Driving the Audio System
The user interface is designed around two very different interaction modes. The first one is a fairly familiar touch screen paradigm. It’s fairly straightforward to navigate, but there are multiple nested levels you have to dig into to get to some of the more obscure settings (like enabling 5.1 for stereo music.)
The other interaction mode is voice recognition, designed around Microsoft’s SYNC speech recognition interface, which was specifically designed for cars. Although you theoretically don’t have to train the interface to your voice, you’ll probably want to – most of the results when I tried to use voice without training were pretty comical. The other problem with SYNC is the same as with the touch interface – you have to drill deep through a menu structure, using a fairly limited vocabulary.

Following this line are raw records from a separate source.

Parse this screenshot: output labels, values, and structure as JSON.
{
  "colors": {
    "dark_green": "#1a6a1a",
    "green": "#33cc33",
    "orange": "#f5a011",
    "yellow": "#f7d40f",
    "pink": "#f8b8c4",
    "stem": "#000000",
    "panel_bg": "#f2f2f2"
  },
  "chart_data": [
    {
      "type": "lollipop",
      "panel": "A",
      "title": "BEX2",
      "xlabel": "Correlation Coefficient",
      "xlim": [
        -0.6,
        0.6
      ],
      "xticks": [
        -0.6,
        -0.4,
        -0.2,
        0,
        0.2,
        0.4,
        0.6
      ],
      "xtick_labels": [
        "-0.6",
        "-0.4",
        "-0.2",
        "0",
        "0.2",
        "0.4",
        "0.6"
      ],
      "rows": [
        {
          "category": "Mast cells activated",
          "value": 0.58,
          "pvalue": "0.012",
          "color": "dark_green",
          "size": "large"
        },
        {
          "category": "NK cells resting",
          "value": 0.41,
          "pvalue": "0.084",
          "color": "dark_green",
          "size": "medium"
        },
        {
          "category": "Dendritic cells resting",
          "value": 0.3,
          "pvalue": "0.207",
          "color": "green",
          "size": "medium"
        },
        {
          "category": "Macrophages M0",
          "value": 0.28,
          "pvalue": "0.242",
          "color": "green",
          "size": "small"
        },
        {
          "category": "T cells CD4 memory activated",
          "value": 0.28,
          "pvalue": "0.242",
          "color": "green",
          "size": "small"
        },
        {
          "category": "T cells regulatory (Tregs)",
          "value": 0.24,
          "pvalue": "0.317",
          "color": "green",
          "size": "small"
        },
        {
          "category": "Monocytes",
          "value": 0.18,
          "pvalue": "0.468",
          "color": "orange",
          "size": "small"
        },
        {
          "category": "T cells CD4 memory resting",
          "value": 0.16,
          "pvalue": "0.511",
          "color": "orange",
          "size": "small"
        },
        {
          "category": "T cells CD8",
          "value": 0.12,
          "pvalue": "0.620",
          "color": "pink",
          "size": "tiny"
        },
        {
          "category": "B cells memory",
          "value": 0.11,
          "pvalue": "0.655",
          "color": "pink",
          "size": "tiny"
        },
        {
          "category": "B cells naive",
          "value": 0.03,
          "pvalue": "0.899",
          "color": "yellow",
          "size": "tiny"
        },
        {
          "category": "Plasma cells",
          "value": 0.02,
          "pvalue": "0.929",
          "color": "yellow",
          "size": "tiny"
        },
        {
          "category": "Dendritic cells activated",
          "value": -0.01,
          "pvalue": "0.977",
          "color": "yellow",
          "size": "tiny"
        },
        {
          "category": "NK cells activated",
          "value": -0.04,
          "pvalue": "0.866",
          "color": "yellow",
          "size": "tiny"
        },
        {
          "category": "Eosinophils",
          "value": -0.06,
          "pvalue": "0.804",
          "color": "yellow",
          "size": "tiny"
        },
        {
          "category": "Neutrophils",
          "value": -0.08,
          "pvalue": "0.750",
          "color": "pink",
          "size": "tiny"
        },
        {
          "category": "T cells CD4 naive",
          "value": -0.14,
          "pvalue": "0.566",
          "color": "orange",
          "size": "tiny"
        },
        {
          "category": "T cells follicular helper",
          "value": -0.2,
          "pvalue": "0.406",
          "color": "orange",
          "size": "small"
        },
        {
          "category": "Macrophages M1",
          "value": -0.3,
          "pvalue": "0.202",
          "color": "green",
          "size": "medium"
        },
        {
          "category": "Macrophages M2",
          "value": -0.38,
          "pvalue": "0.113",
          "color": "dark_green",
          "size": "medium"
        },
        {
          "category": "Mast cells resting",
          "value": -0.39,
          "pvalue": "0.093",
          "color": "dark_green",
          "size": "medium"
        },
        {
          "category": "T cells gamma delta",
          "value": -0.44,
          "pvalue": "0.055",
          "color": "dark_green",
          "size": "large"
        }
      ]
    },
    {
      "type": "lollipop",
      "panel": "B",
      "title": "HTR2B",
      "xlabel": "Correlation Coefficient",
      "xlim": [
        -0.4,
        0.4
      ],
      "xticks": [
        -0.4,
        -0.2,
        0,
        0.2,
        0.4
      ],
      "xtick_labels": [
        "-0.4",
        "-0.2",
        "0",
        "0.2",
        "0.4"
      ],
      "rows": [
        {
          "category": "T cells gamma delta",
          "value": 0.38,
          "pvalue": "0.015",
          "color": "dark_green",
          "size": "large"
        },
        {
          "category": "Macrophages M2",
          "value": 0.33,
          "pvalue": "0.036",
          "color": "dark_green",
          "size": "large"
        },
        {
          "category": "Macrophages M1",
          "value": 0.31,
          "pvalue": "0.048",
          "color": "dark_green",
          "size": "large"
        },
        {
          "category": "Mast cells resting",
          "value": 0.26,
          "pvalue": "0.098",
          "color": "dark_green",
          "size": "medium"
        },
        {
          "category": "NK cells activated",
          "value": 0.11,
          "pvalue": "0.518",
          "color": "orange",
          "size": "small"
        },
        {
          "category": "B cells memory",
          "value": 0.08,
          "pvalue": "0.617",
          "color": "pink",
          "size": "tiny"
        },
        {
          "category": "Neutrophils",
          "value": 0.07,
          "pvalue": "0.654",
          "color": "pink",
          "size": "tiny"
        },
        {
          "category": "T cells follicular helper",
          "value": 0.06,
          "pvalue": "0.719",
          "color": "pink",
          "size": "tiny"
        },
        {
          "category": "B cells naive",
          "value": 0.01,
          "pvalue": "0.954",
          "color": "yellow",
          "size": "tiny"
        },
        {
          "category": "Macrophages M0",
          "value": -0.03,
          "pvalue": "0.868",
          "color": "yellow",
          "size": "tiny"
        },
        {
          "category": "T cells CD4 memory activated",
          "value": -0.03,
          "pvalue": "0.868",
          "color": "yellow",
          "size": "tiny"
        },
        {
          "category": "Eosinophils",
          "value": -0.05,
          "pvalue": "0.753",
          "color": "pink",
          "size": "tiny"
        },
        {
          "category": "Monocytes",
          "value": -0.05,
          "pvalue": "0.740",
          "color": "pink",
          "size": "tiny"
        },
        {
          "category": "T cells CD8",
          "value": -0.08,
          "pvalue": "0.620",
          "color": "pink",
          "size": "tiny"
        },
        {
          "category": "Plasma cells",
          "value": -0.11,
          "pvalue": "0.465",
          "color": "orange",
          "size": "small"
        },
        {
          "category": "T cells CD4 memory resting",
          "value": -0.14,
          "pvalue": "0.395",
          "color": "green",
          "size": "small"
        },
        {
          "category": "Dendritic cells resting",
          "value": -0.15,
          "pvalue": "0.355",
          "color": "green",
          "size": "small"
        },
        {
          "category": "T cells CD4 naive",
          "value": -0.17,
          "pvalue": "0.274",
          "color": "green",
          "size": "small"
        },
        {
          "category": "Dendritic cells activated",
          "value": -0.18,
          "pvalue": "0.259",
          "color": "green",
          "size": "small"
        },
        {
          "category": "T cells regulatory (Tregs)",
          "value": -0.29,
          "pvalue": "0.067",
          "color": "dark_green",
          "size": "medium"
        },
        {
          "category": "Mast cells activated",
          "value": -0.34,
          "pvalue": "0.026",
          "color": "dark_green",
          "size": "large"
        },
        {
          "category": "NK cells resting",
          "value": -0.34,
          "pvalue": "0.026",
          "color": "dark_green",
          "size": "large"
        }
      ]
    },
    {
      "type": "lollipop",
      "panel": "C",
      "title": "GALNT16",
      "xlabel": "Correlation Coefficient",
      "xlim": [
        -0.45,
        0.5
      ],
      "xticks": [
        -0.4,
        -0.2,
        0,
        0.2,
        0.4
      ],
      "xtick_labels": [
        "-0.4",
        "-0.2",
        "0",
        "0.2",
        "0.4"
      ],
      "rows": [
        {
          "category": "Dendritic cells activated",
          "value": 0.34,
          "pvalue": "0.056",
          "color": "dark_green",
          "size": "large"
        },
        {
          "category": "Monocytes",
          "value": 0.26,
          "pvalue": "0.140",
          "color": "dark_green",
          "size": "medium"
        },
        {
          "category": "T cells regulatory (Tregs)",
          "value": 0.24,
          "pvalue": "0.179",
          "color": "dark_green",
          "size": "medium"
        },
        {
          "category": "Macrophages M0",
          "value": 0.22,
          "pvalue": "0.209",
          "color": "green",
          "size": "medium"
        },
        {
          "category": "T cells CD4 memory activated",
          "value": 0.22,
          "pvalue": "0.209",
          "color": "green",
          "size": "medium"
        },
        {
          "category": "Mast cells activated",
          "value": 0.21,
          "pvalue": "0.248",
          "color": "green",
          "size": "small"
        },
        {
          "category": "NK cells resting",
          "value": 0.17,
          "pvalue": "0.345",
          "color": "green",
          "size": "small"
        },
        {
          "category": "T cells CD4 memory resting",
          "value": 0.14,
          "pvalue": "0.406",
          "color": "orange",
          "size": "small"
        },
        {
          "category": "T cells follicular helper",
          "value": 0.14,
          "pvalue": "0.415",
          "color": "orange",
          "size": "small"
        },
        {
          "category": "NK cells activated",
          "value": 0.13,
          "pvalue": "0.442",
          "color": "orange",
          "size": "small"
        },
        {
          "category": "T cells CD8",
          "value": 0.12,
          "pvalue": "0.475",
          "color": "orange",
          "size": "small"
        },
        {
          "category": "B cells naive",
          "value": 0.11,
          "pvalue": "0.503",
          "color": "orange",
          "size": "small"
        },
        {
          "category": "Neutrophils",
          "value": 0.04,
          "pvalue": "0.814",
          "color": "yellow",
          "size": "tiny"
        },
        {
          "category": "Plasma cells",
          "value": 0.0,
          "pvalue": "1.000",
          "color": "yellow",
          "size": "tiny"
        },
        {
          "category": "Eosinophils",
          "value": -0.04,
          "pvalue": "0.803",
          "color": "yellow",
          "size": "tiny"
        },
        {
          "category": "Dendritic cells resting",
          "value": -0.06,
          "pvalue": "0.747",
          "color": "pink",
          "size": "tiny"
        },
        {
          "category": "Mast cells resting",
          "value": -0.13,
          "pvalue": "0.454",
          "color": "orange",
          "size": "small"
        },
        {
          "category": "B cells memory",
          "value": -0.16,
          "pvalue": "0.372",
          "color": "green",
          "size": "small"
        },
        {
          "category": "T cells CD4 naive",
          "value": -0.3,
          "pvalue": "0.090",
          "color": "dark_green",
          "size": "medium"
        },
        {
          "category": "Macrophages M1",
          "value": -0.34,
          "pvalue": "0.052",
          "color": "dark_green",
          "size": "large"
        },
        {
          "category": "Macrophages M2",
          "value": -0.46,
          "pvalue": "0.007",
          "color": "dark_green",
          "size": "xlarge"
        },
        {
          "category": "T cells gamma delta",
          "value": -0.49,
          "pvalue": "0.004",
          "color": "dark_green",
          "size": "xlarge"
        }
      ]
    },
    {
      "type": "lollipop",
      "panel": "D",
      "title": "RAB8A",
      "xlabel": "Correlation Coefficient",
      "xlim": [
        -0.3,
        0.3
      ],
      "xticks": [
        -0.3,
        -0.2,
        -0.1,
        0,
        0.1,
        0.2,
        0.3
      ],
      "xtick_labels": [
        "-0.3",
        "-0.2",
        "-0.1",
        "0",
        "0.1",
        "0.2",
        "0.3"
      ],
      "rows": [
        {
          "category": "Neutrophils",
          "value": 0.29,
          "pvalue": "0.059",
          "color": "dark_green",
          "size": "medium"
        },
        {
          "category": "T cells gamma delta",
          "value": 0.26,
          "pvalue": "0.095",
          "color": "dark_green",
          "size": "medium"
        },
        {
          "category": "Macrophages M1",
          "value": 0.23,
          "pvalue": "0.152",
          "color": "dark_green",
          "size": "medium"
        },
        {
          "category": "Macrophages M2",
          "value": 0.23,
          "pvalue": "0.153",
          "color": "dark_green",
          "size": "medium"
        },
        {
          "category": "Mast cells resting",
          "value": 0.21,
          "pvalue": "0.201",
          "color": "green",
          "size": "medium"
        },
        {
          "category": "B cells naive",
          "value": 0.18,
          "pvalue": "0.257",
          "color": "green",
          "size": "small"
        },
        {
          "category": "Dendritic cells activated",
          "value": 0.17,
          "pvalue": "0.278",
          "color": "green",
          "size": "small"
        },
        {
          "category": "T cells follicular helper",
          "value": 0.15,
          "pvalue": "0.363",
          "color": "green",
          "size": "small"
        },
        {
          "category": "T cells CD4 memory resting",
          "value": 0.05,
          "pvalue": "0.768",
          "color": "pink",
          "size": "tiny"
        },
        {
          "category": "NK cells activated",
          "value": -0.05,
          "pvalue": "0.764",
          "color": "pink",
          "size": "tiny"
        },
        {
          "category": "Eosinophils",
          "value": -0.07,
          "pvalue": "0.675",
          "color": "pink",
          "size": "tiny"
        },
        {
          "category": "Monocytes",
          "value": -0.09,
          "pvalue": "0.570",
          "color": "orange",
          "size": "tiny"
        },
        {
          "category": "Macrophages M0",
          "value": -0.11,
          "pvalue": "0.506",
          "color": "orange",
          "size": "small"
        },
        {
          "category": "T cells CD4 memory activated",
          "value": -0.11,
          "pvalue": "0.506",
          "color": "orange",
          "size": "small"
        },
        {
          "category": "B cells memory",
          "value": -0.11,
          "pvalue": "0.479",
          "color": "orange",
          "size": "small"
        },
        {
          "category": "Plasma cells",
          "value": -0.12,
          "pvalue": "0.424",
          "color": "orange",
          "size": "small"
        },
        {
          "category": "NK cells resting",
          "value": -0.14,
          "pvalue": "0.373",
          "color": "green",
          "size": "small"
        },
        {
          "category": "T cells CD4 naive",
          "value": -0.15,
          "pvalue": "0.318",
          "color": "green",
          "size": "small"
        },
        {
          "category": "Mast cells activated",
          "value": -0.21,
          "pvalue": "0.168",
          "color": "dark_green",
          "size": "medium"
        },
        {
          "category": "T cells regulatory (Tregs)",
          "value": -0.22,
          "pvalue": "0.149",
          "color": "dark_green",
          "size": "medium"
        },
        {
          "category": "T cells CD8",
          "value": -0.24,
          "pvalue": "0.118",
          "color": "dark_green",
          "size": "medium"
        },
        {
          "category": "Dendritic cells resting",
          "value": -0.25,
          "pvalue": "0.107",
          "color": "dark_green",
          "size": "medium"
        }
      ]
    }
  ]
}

As with many modern automobiles, this system can handle digital music. Embedded in the system is a 10GB hard drive; you can insert a CD and press the red “record” button and rip the CD onto the Lincoln’s embedded drive.
Alternatively, you can just plug in your own digital music player. Inside the center console is a smart USB port. You can connect in iPhone / iPod or Microsoft Zune and get full access to all your music.
We’re not going to dive into the other tech features, but it’s worth noting the integration between the GPS Nav system and Sirius Satellite radio, the automatic parallel parking feature and the adaptive cruise control. The latter is pretty cool – just set your cruise control speed on the freeway, and the onboard radar adjusts your speed automatically depending on the distance of the cars around you. Don’t go to sleep, though – you still have to steer.